Why Select Cortona3D

 

"When we compared products and services, Cortona3D's RapidSimulation tools and support were the only viable solution. Every other technique and tool we reviewed was far more labor-intensive. Some crashed when we loaded odd VRML formats. Some didn't give us features and functions that customers needed.

 

"Only RapidSimulation met all our needs for speed, functionality and file content. We could load in whatever we needed, display it, and make it work. Its user interface made intuitive sense, like a dashboard. It does what you expect, and no one has to learn a programming language."

 

Benefits In Hand

 

"The RapidSimulation tools and services are a cornerstone at RTI,a fundamental enabler of the entire simulation environment capability that we sell. It enable us to make our products. We could not deliver the products that keep customers coming back if we had chosen anything else.

 

"Then there's the time we save our technologists. In VRML, they'd need days to do what we do with Cortona3D in minutes. RapidSimulation is the factor that lets us present the highly intuitive customer interface that customers like.
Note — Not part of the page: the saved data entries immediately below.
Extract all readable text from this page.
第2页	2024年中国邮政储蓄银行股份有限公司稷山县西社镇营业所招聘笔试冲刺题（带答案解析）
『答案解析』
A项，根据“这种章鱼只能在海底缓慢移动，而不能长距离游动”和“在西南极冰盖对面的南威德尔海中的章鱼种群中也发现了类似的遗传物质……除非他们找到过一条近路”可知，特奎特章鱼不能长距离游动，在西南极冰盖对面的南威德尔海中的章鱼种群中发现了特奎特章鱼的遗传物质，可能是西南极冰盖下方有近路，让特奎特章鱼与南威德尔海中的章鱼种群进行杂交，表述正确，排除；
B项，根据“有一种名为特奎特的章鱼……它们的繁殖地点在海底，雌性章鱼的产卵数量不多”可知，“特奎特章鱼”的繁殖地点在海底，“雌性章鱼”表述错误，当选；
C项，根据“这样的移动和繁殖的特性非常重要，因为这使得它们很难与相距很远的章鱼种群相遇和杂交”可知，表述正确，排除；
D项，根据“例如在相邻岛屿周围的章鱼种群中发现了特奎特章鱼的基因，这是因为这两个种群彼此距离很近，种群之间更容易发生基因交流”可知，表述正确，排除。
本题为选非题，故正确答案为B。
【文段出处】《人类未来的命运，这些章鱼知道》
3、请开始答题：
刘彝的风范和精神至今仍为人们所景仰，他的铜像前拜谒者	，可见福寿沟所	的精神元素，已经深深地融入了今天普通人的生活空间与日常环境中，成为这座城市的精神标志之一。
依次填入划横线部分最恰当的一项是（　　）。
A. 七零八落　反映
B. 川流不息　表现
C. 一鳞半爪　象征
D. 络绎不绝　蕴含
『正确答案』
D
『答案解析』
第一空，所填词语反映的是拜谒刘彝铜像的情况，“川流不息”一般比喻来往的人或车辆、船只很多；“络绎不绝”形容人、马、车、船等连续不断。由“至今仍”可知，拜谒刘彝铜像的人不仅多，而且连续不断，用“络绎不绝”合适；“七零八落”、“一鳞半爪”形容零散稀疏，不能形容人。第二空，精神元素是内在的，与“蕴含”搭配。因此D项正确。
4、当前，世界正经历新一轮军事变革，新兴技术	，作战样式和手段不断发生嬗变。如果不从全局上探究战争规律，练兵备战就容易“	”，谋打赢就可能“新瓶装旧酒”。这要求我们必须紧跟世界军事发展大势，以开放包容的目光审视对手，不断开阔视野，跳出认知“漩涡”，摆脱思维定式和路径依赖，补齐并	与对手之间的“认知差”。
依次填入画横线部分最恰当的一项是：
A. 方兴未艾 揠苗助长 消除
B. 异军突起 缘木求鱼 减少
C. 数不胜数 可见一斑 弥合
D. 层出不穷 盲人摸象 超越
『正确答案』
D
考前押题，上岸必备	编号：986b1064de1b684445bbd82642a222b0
Then that interface helps customers rapidly and accurately implement their testing parameters and commands.That saves them time and money.

 

"Cortona3D empowers RTI customers reduce the number of physical mock-ups they build-and a mock-up can cost up to six figures. We cut down their number of test drives. When they do start real-world tests, they're much farther down the development road and need  fewer iterations. They've narrowed their variables way down."

 

RTI's Heather Stoner, Human Factors Engineer, interfaces directly with Ford's human factors professionals and simulation engineers. She says, "Ford engineers are thrilled and amazed that now they can start with their "OpenFlight" model, use RTI tools to import it into VRML, then use our common-sense interfaces to work with it and create mathematically correct real-world simulations.

 

Previously, they had to use expensive and time-consuming professionals, then had to wait their turn in the service queue. Now Ford uses RTI tools to do what they want, when they need it. Most important, we can now give them flexibilities and functionalities they previously couldn't get at any price.

 

"Now Ford engineers can test and design a series of virtual systems, honing each one better and better, without building each one. They simulate multiple design approaches, then build and test more accurate prototypes.

 

"In the end," points out Stoner, "Ford's consumers benefit by safer and better-engineered systems in Ford vehicles. These systems have been developed more efficiently, economically and perform better under a variety of conditions. RapidSimulation makes it possible for us to provide Ford that capability."